Today – according to my hometown paper – Portville, N.Y., is having a party to commemorate its 175th birthday. That means it was born before Ronald Reagan.
I caught this news in a hard copy of that paper, which my father brought down to my current residence in South Carolina about a week ago. Coincidentally, a friend brought to my attention a blog post I wrote about Portville in 2007 – when I was living in Wilmington, N.C., for college.
I think I missed Portville the entire time I was there.
Anyway, here is that post. (And here’s a link to [part of] the Times Herald article to which I referred: http://www.oleantimesherald.com/news/article_881d9c6c-c76a-11e1-a25d-001a4bcf887a.html.)
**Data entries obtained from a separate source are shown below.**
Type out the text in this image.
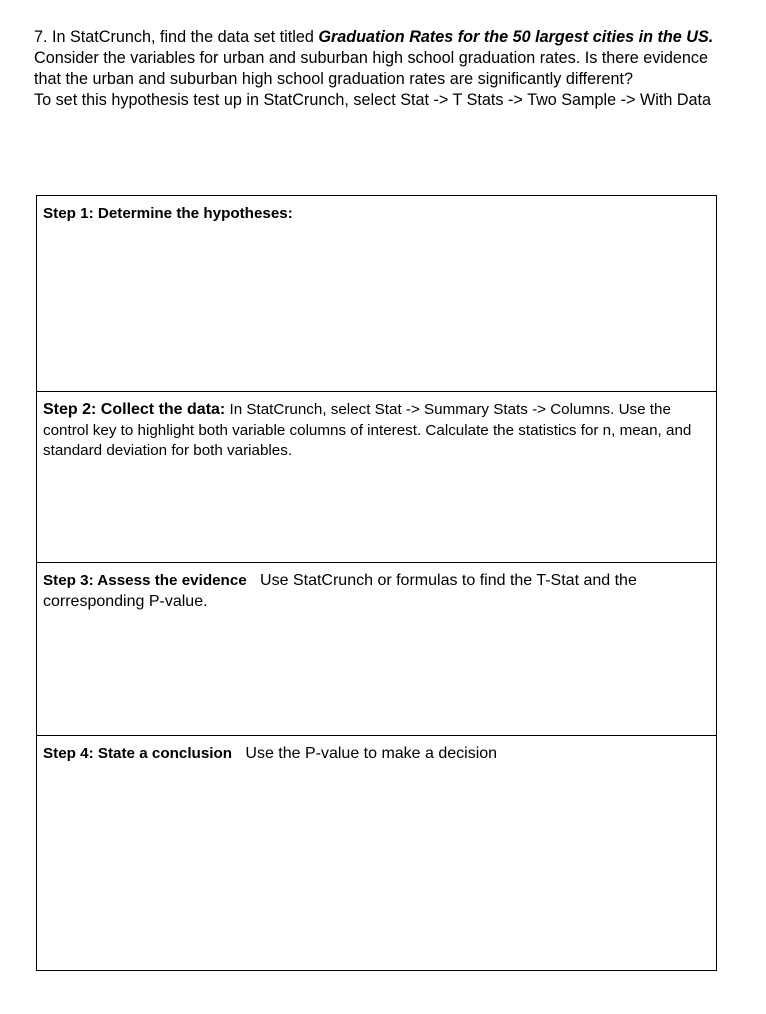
7. In StatCrunch, find the data set titled Graduation Rates for the 50 largest cities in the US.

Consider the variables for urban and suburban high school graduation rates. Is there evidence that the urban and suburban high school graduation rates are significantly different?

To set this hypothesis test up in StatCrunch, select Stat -> T Stats -> Two Sample -> With Data

Step 1: Determine the hypotheses:
Step 2: Collect the data: In StatCrunch, select Stat -> Summary Stats -> Columns. Use the control key to highlight both variable columns of interest. Calculate the statistics for n, mean, and standard deviation for both variables.
Step 3: Assess the evidence   Use StatCrunch or formulas to find the T-Stat and the corresponding P-value.
Step 4: State a conclusion   Use the P-value to make a decision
And I go back in my mind and stay asleep in my dreams just to feel that cold town one more time. I’m sitting at my aunt’s house on Brooklyn Street, my back to the Dodge up on a dyke they built after the flood of ’42 to keep the water from spilling into the town again (but it did – in 1972 – and one of my teachers said the waters pushed air-filled milk cartons to lift the roof off Spring Hill). I’m being a ninja in the uncut grass,catching glimpses of some old railroad bridge upstream from the Allegany and wondering what it’s like down there in the rushing waters of the Dodge where I was prohibited from going without someone else. Years later I would ride with teenage football-playing buddies down through that same water in canoes and by that same house and not think anything of it because to theme I was back then, I would never leave that town and nothing would ever, ever change.
For as far as I knew, for the same length of time as my childhood spent tickling the present of then, for as many days as I was young and for all I was concerned with, I would always be riding down Prosser Road on a Huffy bike with MattMcBride. We’d hit all the trails that were posted land and look for mud and grime and filth, fight with Preston Lotter’s trashy slew of comrades that grew up to be racists, smoke cigarettes way back in the woods until we swore we heard the cops, flirt with neighborhood girls who didn’t notice and stop by Jim Baughman’s house on the way to the Cider Mill to pay for peanut butter doughnuts with dimes we stole from a floor. They were 30 cents back then and we were all alive. It’s not funny how things – all things – change.
Backdropping my life was a town that was crumbly. It suburbed a city that was brittle with the past, but we saw as so nice. Each sat in a world that sickened our river and polluted Lake Erie. I’m not sure which got it first, but the toxins those waters took came from the factories between them – and those factories polluted our minds. Some fathers came home irate with their jobs and cracked open beers before snubbing the moms. They ate Bison dip on some local chips and put salty lips on the bottles they sipped. The bottles would go into garages in bins where they’d roll around before heading down town in the beds of their pickup trucks. Our fathers got five cents apop.
Now they say those lights on the old football field are bright, though the teams, they just aren’t the same. The voice of the town told its young ones to leave – and that is what they did. Deep down inside, although I’m one of its listeners, I still hear it speak.